Memorial Day: 5 Requests + 12 Film Suggestion in Honor of Warriors
In having worked my entire professional life with every manner of trauma survivor and quite often persons wounded by war–civilian and service members–I ask for a remembering of what is always given in the fields and deserts and jungles of war and I ask for a remembrance of the soul wounds carried by everyone who lives through war (externally and internally). The reverberations of war will last in a person for a lifetime of memories and often, nightmares.
In honor of the hundreds of people I have met and worked with who have suffered from the experience of war I thought I would pass along a few tid bits for the civilians who try to honor them this weekend ahead.
Do something on Memorial Day that memorializes the lives and souls that struggled through war and the ones who made it out alive but not necessarily whole (mind, body, and/or spirit). Understand, however, that most of the people who need those supports, prayers, and rememberences will likely NOT be at the parades you attend or fireworks displays or community events. This day, in many ways, is very much for those who did not serve to help them, you, understand and remember the sacrifices of lives and spirits lost in battle. The people who suffered the experience remember, memorialize the experience every day they live–in their minds and hearts the scalding imprint is never far.
Say “thank you for your service” to a veteran you know or a stranger. Whatever your politics or belief system about war, the people who served still deserve thanks and prayers. Understand that your thanks are always appreciated, but can often be a mixed blessing to someone who served.Understand that it may be hard for them to hear these words as there are so many conflicted emotions behind hearing those words for many.
This one is in honor of this weekend, but pretty much an all-the-time everyday plea. Never, please, never ask a veteran “Did you kill anyone?” That question is the reason many veterans do not disclose their status as service members, to avoid that question…and (unfathomable as it may be) it is the thing they are (almost) always asked first. It is just an all-around unpleasant thing to answer–so please don’t ask.
Remember: not all veterans are men and many women find themselves on the front-lines of war.To learn more about this experience you can watch “The Lioness”…a great film about the experience of the Iraq war from some tough women who can and do, equally, suffer from issues like PTSD and reintegrating into the civilian world.
War impacts everyone it touches all manner of people finding themselves on the front lines of wars away from or in their homelands around the globe: men/women, mothers/fathers, children, civilians/service members. Take this weekend to, intentionally, say a prayer, do an act of service, or write a blog post/article reminding people of their stories.
Ten Recommended Films for The General Public wanting to understand more about the experience of war …

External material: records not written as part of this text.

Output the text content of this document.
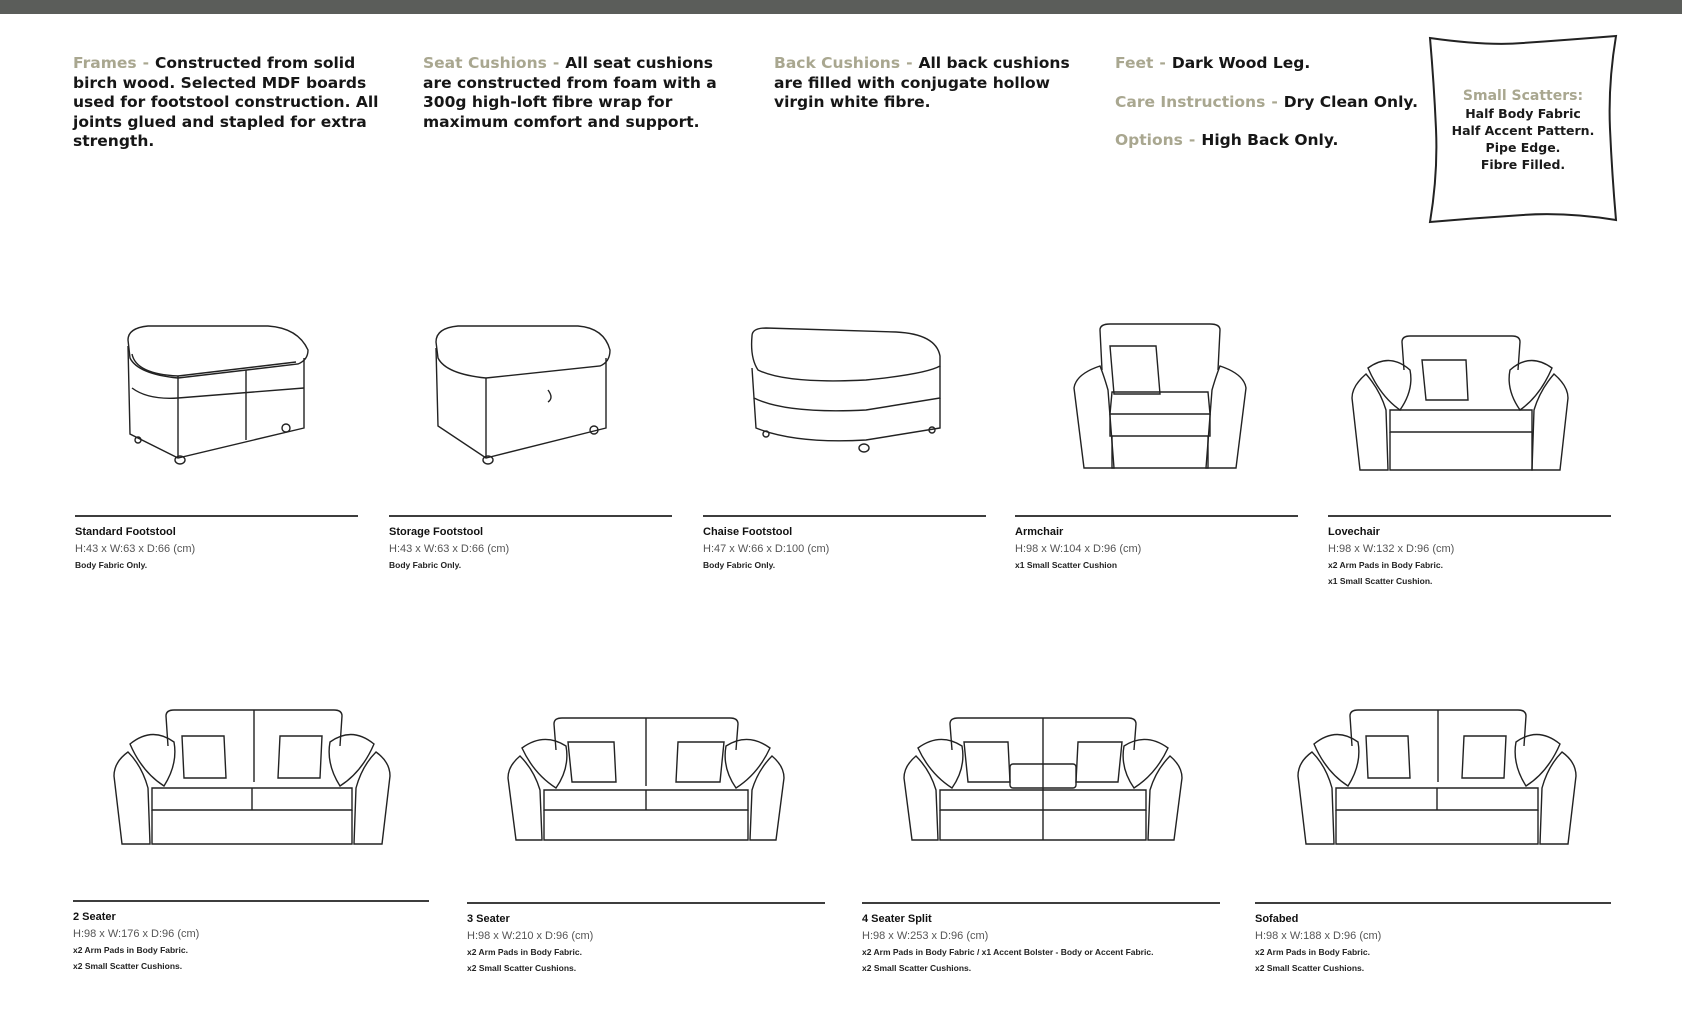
Frames - Constructed from solid birch wood. Selected MDF boards used for footstool construction. All joints glued and stapled for extra strength.
Seat Cushions - All seat cushions are constructed from foam with a 300g high-loft fibre wrap for maximum comfort and support.
Back Cushions - All back cushions are filled with conjugate hollow virgin white fibre.
Feet - Dark Wood Leg.
Care Instructions - Dry Clean Only.
Options - High Back Only.
Small Scatters:
Half Body Fabric
Half Accent Pattern.
Pipe Edge.
Fibre Filled.
Standard Footstool
H:43 x W:63 x D:66 (cm)
Body Fabric Only.
Storage Footstool
H:43 x W:63 x D:66 (cm)
Body Fabric Only.
Chaise Footstool
H:47 x W:66 x D:100 (cm)
Body Fabric Only.
Armchair
H:98 x W:104 x D:96 (cm)
x1 Small Scatter Cushion
Lovechair
H:98 x W:132 x D:96 (cm)
x2 Arm Pads in Body Fabric.
x1 Small Scatter Cushion.
2 Seater
H:98 x W:176 x D:96 (cm)
x2 Arm Pads in Body Fabric.
x2 Small Scatter Cushions.
3 Seater
H:98 x W:210 x D:96 (cm)
x2 Arm Pads in Body Fabric.
x2 Small Scatter Cushions.
4 Seater Split
H:98 x W:253 x D:96 (cm)
x2 Arm Pads in Body Fabric / x1 Accent Bolster - Body or Accent Fabric.
x2 Small Scatter Cushions.
Sofabed
H:98 x W:188 x D:96 (cm)
x2 Arm Pads in Body Fabric.
x2 Small Scatter Cushions.
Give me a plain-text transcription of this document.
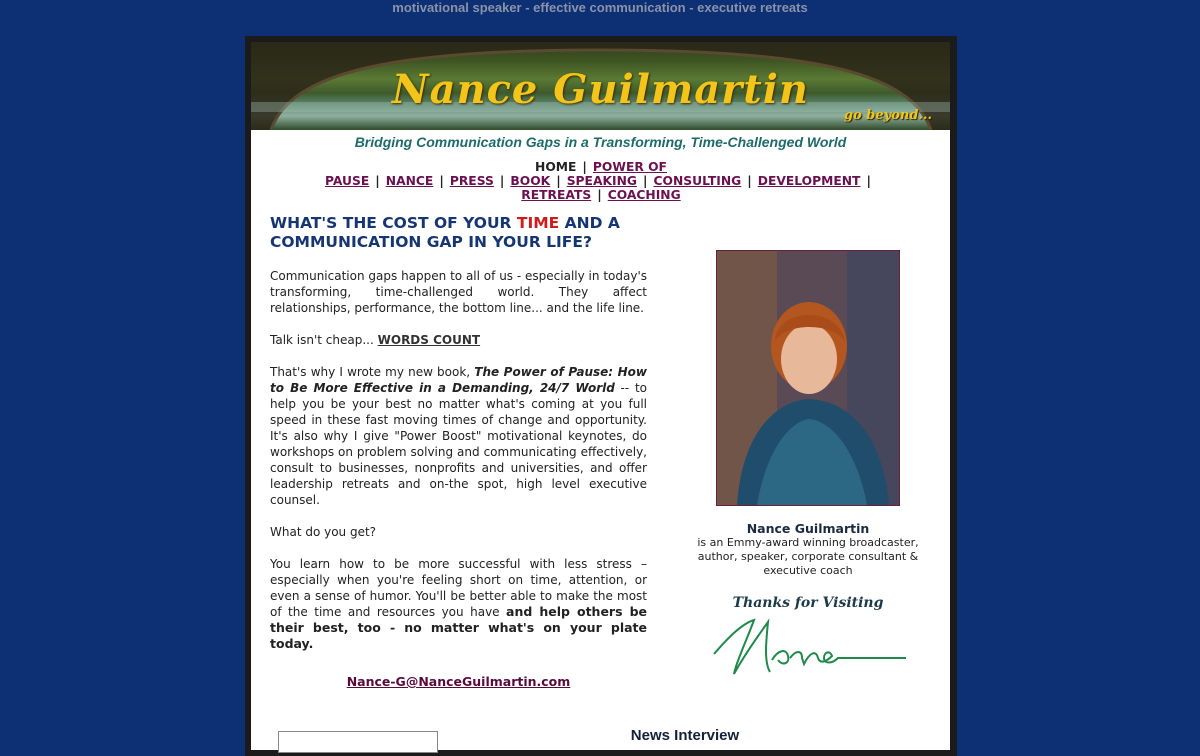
motivational speaker - effective communication - executive retreats
Nance Guilmartin
go beyond...
Bridging Communication Gaps in a Transforming, Time-Challenged World
HOME | POWER OF PAUSE | NANCE | PRESS | BOOK | SPEAKING | CONSULTING | DEVELOPMENT |
RETREATS | COACHING
WHAT'S THE COST OF YOUR TIME AND A COMMUNICATION GAP IN YOUR LIFE?

Communication gaps happen to all of us - especially in today's transforming, time-challenged world. They affect relationships, performance, the bottom line... and the life line.

Talk isn't cheap... WORDS COUNT

That's why I wrote my new book, The Power of Pause: How to Be More Effective in a Demanding, 24/7 World -- to help you be your best no matter what's coming at you full speed in these fast moving times of change and opportunity. It's also why I give "Power Boost" motivational keynotes, do workshops on problem solving and communicating effectively, consult to businesses, nonprofits and universities, and offer leadership retreats and on-the spot, high level executive counsel.

What do you get?

You learn how to be more successful with less stress – especially when you're feeling short on time, attention, or even a sense of humor. You'll be better able to make the most of the time and resources you have and help others be their best, too - no matter what's on your plate today.

Nance-G@NanceGuilmartin.com
Nance Guilmartin
is an Emmy-award winning broadcaster, author, speaker, corporate consultant & executive coach
Thanks for Visiting
News Interview
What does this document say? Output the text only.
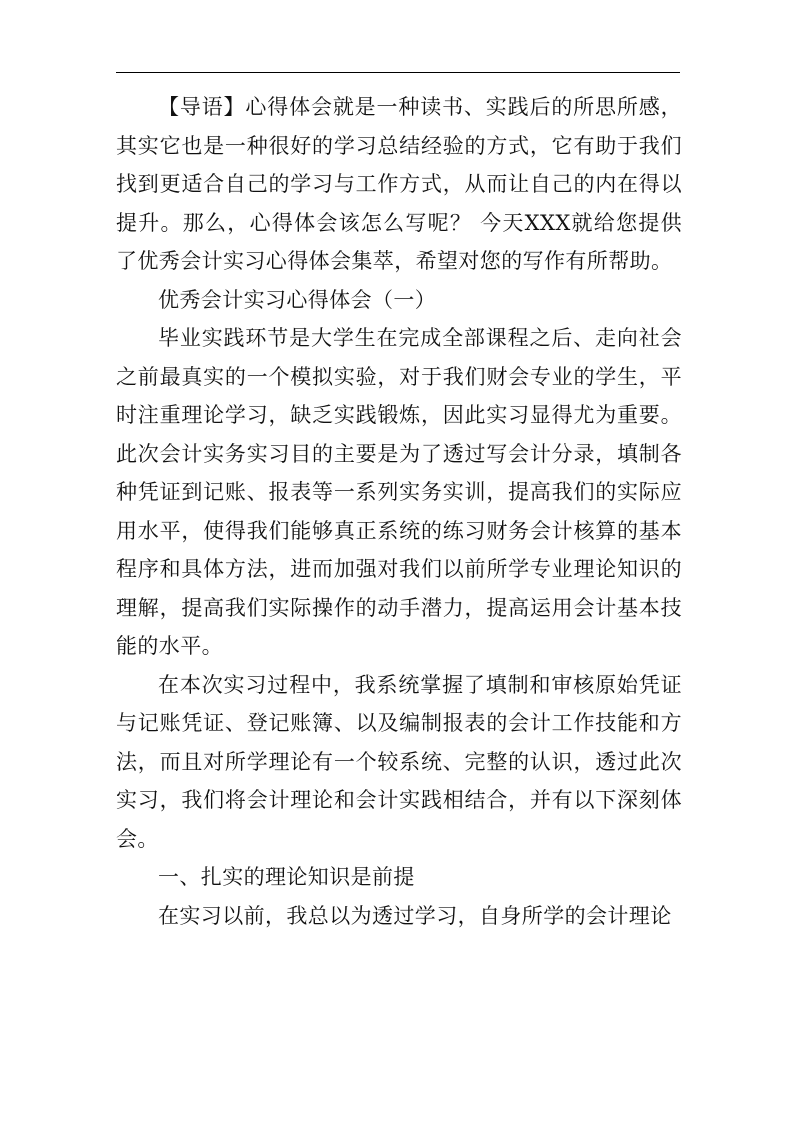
【导语】心得体会就是一种读书、实践后的所思所感，其实它也是一种很好的学习总结经验的方式，它有助于我们找到更适合自己的学习与工作方式，从而让自己的内在得以提升。那么，心得体会该怎么写呢？ 今天XXX就给您提供了优秀会计实习心得体会集萃，希望对您的写作有所帮助。

优秀会计实习心得体会（一）

毕业实践环节是大学生在完成全部课程之后、走向社会之前最真实的一个模拟实验，对于我们财会专业的学生，平时注重理论学习，缺乏实践锻炼，因此实习显得尤为重要。此次会计实务实习目的主要是为了透过写会计分录，填制各种凭证到记账、报表等一系列实务实训，提高我们的实际应用水平，使得我们能够真正系统的练习财务会计核算的基本程序和具体方法，进而加强对我们以前所学专业理论知识的理解，提高我们实际操作的动手潜力，提高运用会计基本技能的水平。

在本次实习过程中，我系统掌握了填制和审核原始凭证与记账凭证、登记账簿、以及编制报表的会计工作技能和方法，而且对所学理论有一个较系统、完整的认识，透过此次实习，我们将会计理论和会计实践相结合，并有以下深刻体会。

一、扎实的理论知识是前提

在实习以前，我总以为透过学习，自身所学的会计理论
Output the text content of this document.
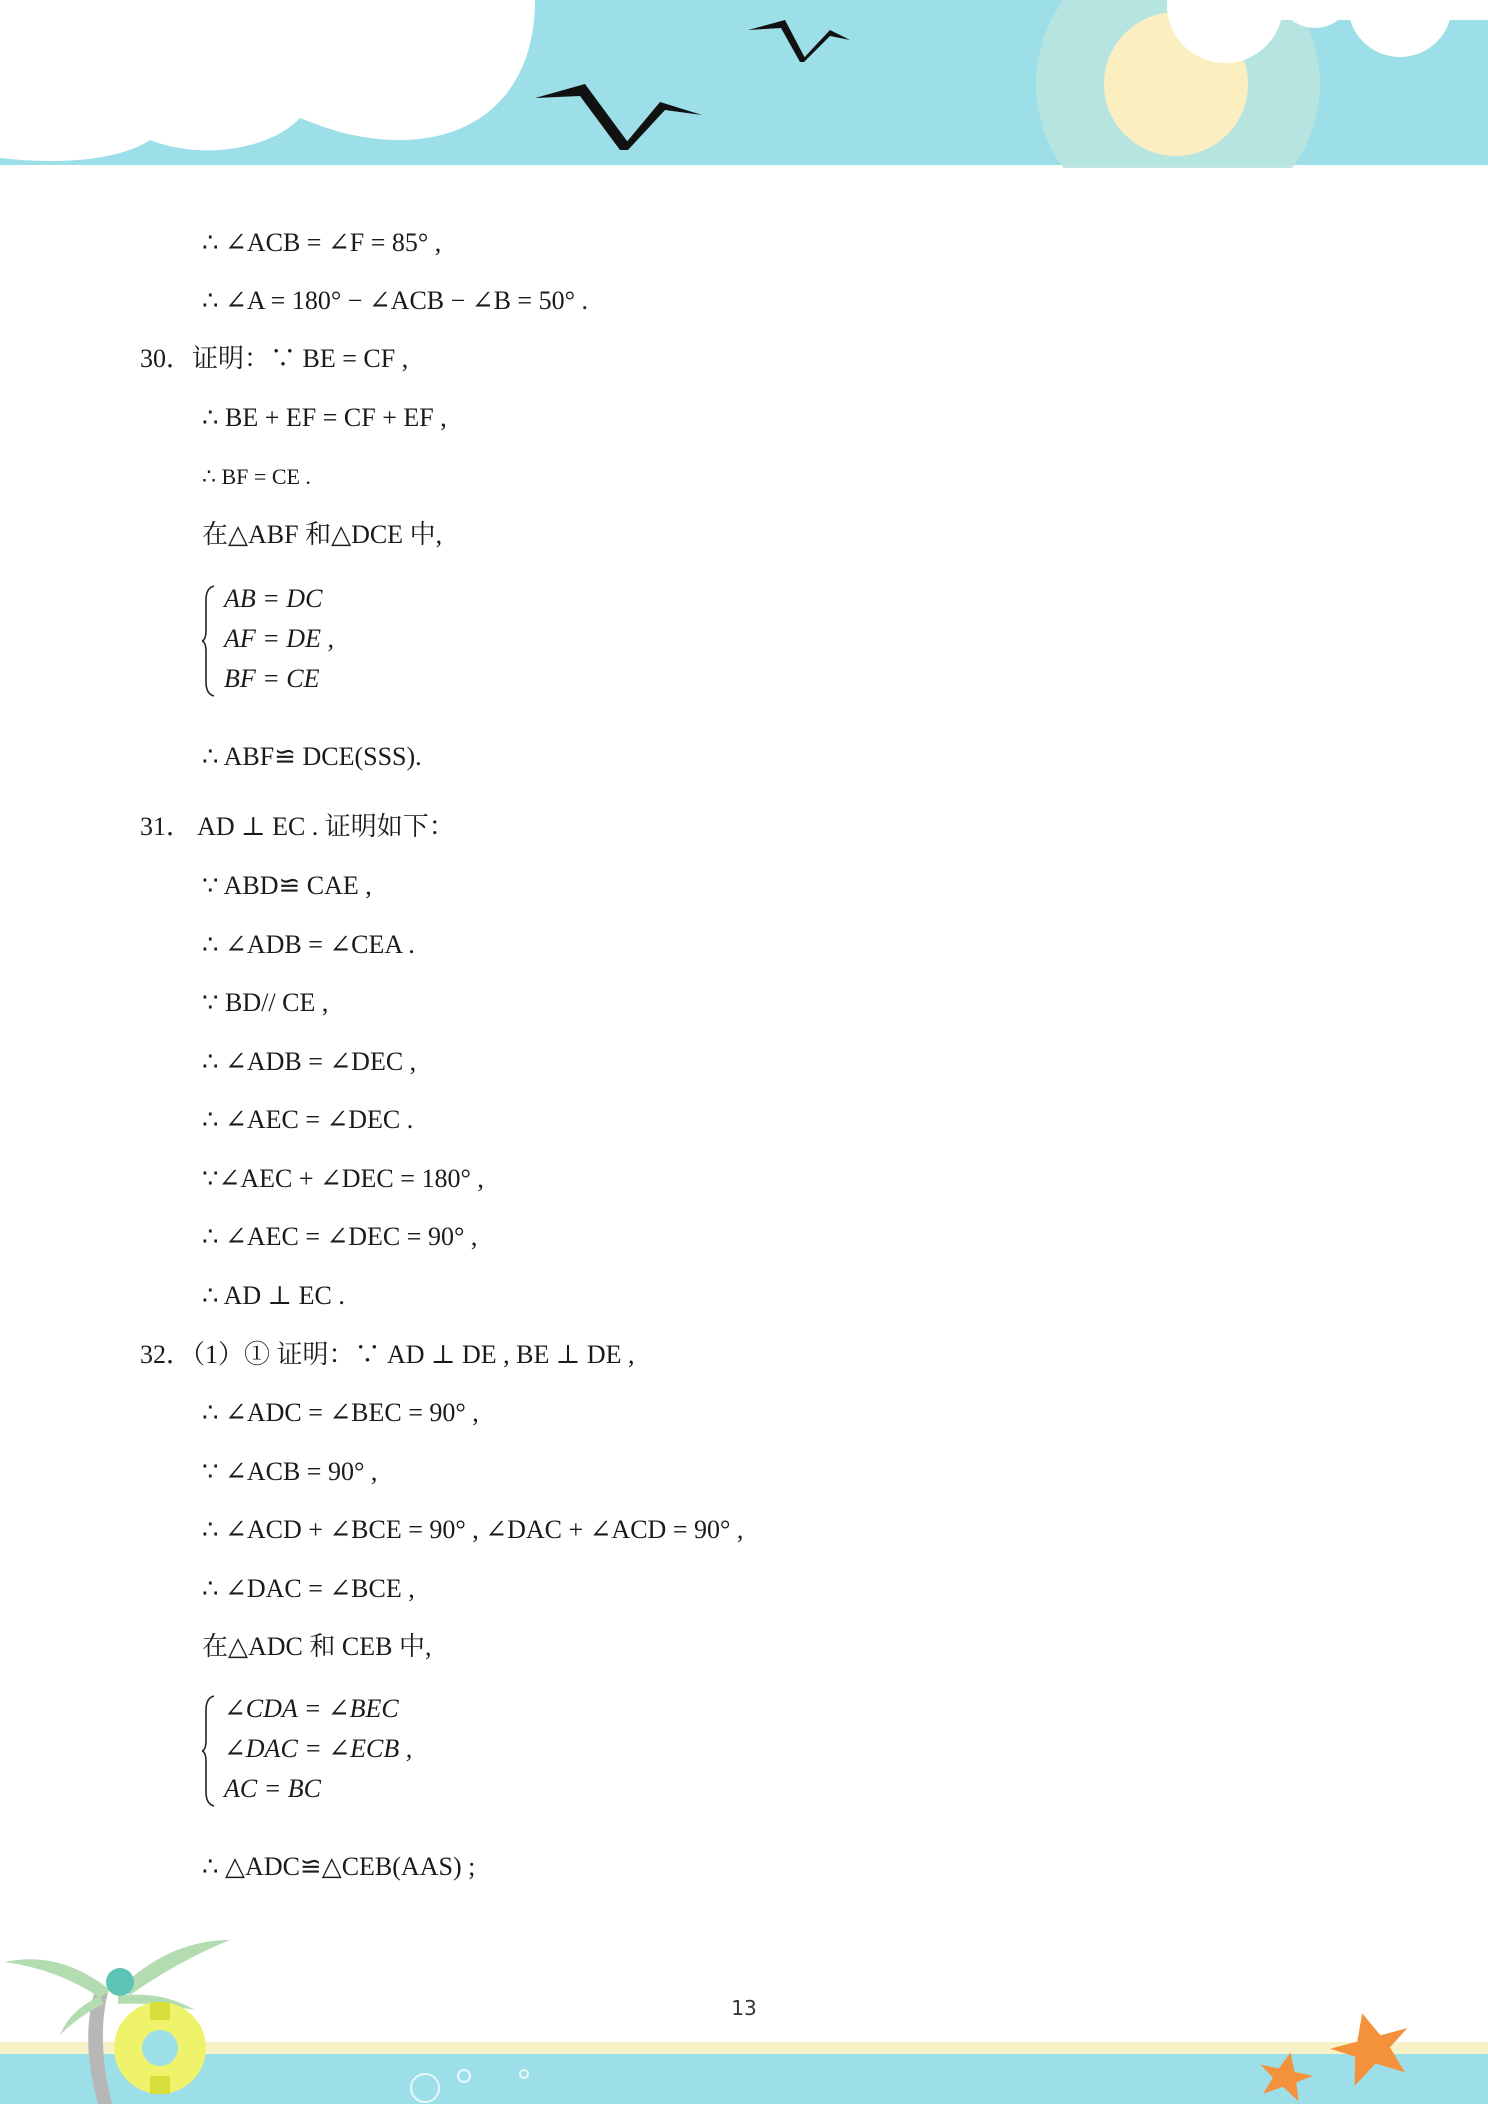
∴ ∠ACB = ∠F = 85° ,
∴ ∠A = 180° − ∠ACB − ∠B = 50° .
30．证明：∵ BE = CF ,
∴ BE + EF = CF + EF ,
∴ BF = CE .
在△ABF 和△DCE 中,
AB = DC
AF = DE ,
BF = CE
∴ ABF≌ DCE(SSS).
31． AD ⊥ EC . 证明如下：
∵ ABD≌ CAE ,
∴ ∠ADB = ∠CEA .
∵ BD// CE ,
∴ ∠ADB = ∠DEC ,
∴ ∠AEC = ∠DEC .
∵∠AEC + ∠DEC = 180° ,
∴ ∠AEC = ∠DEC = 90° ,
∴ AD ⊥ EC .
32．（1）① 证明：∵ AD ⊥ DE , BE ⊥ DE ,
∴ ∠ADC = ∠BEC = 90° ,
∵ ∠ACB = 90° ,
∴ ∠ACD + ∠BCE = 90° , ∠DAC + ∠ACD = 90° ,
∴ ∠DAC = ∠BCE ,
在△ADC 和 CEB 中,
∠CDA = ∠BEC
∠DAC = ∠ECB ,
AC = BC
∴ △ADC≌△CEB(AAS) ;
13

War Horse: A profound story that speaks to every angle of the impact of war through the journey of a horse in WWI. Having worked together with veterans and horses this movie was especially profound for me, personally.
Band of Brothers (miniseries): Follows a unit through WWII experience on the front lines.
Apocalypse Now: Painfully realistic depiction in the jungles of Vietnam.
The Great Santini: What it is like for those who come home from war & the difficulty in family life on the home front.
Operation Homecoming: A documentary film telling the stories written by those returned from Iraq and Afghanistan in a variety of different formats (based on a book of stories from service members of the same name–one of the stories inspired the movie Taking Chance). Tells of the difficulty at war but also of coming home.
The Lioness (listed above): About a unit of women created and named on the front lines of the Iraq war when women troops began serving amongst forward units in combat.
The Lucky Ones: A story of three persons home on leave, traveling the nation, and dealing with many of the everyday people and issues which can be difficult when coming home.
War Dance (international scope of war): A documentary of three African children who dance to find joy and hope in a Uganda refugee camp.
Hotel Rwanda (international scope of war): Shows humanity and bravery amid the Rwandan Genocide.
Schindler’s List (international scope of war): Shows the capacity for one person to change the world during the Holocaust.
War Torn: Narrated by James Gandolfini it depicts the struggles of war from 1861-2010 in letters, articles, and other historical documents which illustrate how genuine the wounds of war were, in any and every period of the American human experience.
The Invisible War: Tells the story of when “the battleground is your barracks.” And highlights the other trauma that can happen to service members–military sexual trauma (MST).
All politics, debates, and moral theologies aside on this weekend of remembrance… I ask for a global, universal, boundary-less prayer to the many people who have suffered on all sides of war on every continent.